Il pleuvait sans arrêt quand Hong Kong était secoué par les événements d'octobre 2014 (le « mouvement des parapluies »). En un plan-séquence fixe, le film embrasse les étudiants qui se croisent dans le hall, dans les chambres, discutent, se disputent ou restent indifférents à la situation. Dehors, la pluie sans fin.

It rained non-stop when Hong Kong was rocked by the tumultuous events of October 2014 (the "umbrella movement"). In a fixed sequence shot, the film embraces the students who pass each other in the hall, in the rooms, discuss, argue or remain indifferent to the situation. Outside, the endless rain.
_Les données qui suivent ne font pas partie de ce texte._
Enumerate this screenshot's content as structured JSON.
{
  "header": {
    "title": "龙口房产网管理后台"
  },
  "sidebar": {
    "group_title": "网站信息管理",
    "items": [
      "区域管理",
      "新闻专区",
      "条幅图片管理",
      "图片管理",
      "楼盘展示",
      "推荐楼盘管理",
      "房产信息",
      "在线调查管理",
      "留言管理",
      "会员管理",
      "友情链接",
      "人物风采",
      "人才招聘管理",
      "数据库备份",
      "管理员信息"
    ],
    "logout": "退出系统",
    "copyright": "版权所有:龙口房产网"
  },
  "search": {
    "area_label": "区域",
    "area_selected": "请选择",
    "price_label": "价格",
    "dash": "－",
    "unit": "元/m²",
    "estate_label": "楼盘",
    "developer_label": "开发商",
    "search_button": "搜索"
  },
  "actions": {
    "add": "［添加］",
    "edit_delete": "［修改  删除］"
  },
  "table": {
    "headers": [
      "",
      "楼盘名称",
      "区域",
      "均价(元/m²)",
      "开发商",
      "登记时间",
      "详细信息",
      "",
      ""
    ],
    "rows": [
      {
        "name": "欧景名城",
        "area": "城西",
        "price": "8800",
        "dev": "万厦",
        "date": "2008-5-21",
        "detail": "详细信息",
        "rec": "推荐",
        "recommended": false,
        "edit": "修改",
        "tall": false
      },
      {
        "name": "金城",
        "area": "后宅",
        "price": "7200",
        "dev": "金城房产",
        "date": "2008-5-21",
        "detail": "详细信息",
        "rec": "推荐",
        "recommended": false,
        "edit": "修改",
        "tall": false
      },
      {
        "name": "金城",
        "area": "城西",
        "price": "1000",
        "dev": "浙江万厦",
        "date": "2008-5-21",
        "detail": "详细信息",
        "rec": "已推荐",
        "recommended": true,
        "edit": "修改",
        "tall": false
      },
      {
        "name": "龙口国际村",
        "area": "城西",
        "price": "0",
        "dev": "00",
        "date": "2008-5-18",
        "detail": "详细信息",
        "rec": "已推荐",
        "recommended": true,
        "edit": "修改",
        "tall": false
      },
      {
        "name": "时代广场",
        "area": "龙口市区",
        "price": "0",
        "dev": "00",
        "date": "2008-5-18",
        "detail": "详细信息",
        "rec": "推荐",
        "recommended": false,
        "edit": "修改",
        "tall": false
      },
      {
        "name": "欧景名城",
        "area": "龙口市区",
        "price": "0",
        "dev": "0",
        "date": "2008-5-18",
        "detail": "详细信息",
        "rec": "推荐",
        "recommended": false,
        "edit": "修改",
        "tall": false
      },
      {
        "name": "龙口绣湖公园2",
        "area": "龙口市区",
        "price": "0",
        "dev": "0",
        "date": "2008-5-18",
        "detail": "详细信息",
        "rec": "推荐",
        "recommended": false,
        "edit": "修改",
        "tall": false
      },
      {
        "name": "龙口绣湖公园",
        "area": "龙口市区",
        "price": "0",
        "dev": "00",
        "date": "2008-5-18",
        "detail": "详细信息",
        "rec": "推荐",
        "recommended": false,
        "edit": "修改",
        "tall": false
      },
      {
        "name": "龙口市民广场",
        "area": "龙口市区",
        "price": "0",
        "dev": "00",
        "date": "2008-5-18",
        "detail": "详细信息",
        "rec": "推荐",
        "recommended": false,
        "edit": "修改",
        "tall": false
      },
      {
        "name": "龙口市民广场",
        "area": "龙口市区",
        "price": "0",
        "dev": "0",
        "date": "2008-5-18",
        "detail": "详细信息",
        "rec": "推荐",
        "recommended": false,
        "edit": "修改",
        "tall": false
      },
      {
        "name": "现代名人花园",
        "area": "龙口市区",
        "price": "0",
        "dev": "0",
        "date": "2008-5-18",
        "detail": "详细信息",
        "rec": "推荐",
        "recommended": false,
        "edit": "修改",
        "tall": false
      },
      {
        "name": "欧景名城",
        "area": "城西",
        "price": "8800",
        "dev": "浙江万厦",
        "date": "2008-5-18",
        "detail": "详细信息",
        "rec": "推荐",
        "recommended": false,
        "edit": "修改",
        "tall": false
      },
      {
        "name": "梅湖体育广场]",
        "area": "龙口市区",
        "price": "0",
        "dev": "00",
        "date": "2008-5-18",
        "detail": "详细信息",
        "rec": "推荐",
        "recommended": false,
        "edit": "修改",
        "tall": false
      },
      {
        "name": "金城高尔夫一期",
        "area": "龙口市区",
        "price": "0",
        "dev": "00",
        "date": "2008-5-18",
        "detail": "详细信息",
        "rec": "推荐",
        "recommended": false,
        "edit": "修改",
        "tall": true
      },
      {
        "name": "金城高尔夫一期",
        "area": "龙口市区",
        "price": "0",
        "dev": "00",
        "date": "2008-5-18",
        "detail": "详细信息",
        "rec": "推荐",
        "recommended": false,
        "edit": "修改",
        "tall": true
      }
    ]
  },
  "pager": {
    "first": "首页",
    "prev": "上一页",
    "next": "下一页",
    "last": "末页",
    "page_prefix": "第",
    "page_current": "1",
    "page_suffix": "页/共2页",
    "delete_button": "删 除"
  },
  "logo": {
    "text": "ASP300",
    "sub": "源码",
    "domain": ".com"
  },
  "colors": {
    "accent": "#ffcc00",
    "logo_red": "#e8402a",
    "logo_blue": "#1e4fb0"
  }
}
Le film a reçu le Fresh Wave Award en 2018 et le Edward Snowden Award au 17e Festival international Signes de Nuit (Paris) en 2019. Remerciements à Johnnie To, Simon Au et Shu Kei (Fresh Wave Film Festival).


« Ce film est tourné devant le hall de l'université où je résidais pendant mes premières années d'études. Chaque année, j'entendais parler de camarades qui se suicidaient sur le campus, et je ne pouvais m'empêcher de penser à cette société qui poussait la jeune génération à mettre fin à sa vie de cette manière. Et puis, en 2014, le mouvement des parapluies a eu lieu et une atmosphère encore plus déprimante s'est abattue sur la ville. » (Eric Tsang, 2022)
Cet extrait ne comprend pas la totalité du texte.